In accordance with the present invention, a relay is provided relaying electrical power between first and second terminals thereof. The relay includes a stationary contact having a backing portion operatively connected to the first terminal and formed from a first material. The stationary contact also includes a contacting portion deposited on the backing portion and formed from a second material. A movable arm has a first end operatively connected to the second terminal and a second opposite end. The relay includes a movable contact having a backing portion operatively connected to the second end of the movable arm and formed from the first material. A contacting portion is deposited on the backing portion of the movable contact and is formed from the second material. A coil is operatively connected to the movable arm such that the movable arm is movable between a first contacting position wherein the contacting portion of the movable contact engages the contacting portion of the stationary contact and a second non-contacting position wherein the contacting portion of the movable contact is disengaged from the contacting portion of the stationary contact in response to an electrical charge on the coil.
A biasing structure is provided for urging the movable arm towards the non-contacting position. It is contemplated that first material be copper and the second material be tungsten. The first surface of the backing portion of the stationary contact has a first diameter and the second surface of the backing portion of the stationary contact has a second diameter which is greater than the first diameter. In addition, the first surface of the contacting portion of the movable contact has a first diameter and the second surface of the contacting portion of the movable contact has a second diameter which is greater than the first diameter. The first surface of the contacting portion of the movable contact is generally arcuate in shape and terminates at a crown.

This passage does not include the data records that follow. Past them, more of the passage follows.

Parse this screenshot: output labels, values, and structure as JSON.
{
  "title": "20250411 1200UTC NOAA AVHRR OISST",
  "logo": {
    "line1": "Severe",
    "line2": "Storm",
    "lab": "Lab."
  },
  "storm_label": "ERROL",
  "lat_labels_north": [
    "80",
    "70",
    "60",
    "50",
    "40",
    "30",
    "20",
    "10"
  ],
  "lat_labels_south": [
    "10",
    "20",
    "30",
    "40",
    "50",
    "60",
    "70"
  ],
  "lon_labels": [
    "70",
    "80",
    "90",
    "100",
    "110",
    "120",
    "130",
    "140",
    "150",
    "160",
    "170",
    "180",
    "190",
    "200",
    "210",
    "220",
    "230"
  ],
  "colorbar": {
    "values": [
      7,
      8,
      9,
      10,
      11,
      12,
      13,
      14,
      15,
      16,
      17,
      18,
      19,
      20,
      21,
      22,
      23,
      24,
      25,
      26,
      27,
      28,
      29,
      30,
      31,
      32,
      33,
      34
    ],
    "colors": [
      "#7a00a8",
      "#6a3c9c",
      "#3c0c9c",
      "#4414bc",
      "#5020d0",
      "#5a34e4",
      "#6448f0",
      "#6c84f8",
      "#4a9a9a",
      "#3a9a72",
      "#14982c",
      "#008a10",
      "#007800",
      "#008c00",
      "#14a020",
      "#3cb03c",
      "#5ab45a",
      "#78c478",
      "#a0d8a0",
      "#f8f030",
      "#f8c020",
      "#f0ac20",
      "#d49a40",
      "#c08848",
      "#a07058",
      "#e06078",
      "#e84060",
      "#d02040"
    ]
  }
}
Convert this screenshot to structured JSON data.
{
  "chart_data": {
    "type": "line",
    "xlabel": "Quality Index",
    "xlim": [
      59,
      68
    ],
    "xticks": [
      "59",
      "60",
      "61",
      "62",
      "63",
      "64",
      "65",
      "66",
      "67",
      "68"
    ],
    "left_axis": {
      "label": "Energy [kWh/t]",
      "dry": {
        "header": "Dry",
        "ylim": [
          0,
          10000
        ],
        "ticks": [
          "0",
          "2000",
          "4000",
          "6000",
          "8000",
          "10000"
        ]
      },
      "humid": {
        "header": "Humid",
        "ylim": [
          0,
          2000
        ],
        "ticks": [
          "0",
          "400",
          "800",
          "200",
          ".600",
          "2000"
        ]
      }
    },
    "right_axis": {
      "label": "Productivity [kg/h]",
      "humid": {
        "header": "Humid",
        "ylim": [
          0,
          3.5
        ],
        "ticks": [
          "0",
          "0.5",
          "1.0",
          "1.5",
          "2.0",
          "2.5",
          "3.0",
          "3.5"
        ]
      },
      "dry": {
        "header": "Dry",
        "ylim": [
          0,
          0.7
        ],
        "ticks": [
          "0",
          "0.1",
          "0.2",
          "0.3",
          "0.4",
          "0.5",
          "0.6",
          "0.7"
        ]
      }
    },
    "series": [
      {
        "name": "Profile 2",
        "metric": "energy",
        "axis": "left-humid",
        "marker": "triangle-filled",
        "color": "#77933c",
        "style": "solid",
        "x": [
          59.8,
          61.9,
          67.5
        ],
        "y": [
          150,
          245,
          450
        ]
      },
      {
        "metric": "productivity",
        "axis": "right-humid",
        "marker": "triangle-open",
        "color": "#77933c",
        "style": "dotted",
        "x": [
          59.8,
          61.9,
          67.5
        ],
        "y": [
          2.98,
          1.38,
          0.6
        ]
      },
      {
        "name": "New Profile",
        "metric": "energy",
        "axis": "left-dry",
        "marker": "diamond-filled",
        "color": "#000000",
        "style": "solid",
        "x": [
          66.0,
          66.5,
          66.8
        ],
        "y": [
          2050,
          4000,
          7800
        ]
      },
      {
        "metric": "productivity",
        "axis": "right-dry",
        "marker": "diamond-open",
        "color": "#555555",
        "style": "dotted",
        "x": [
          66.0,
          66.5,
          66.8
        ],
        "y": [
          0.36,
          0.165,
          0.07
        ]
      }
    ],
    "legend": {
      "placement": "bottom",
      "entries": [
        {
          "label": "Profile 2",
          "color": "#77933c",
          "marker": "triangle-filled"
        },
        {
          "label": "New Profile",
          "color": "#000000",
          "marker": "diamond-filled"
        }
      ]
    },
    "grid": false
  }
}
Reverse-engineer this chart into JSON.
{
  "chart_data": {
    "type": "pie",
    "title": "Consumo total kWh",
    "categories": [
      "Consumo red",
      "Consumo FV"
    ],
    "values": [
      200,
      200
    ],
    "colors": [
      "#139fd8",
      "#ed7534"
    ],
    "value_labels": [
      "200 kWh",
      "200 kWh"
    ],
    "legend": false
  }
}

In accordance with a still further aspect of the present invention, a contact for a relay is provided. The relay relays electrical power between first and second terminals thereof. The contact includes a backing portion formed from copper and a contacting portion deposited on the backing portion. The contacting portion is formed from tungsten.
The contacting portion of the contact includes a first surface and a second surface which engages the backing portion of the contact. The first and second surfaces of the contacting portion are spaced from each other by an outer edge. The first surface of the contacting portion has a first diameter and the second surface of the contacting portion has a second diameter which is greater than the first diameter. The first surface of the contacting portion is generally arcuate in shape and terminates at a crown. The backing portion includes a first surface which engages the contacting portion and a second surface spaced from the first surface of the backing portion by an outer edge. A mounting head depends from the second surface of the backing portion to facilitate mounting of the contact to an element.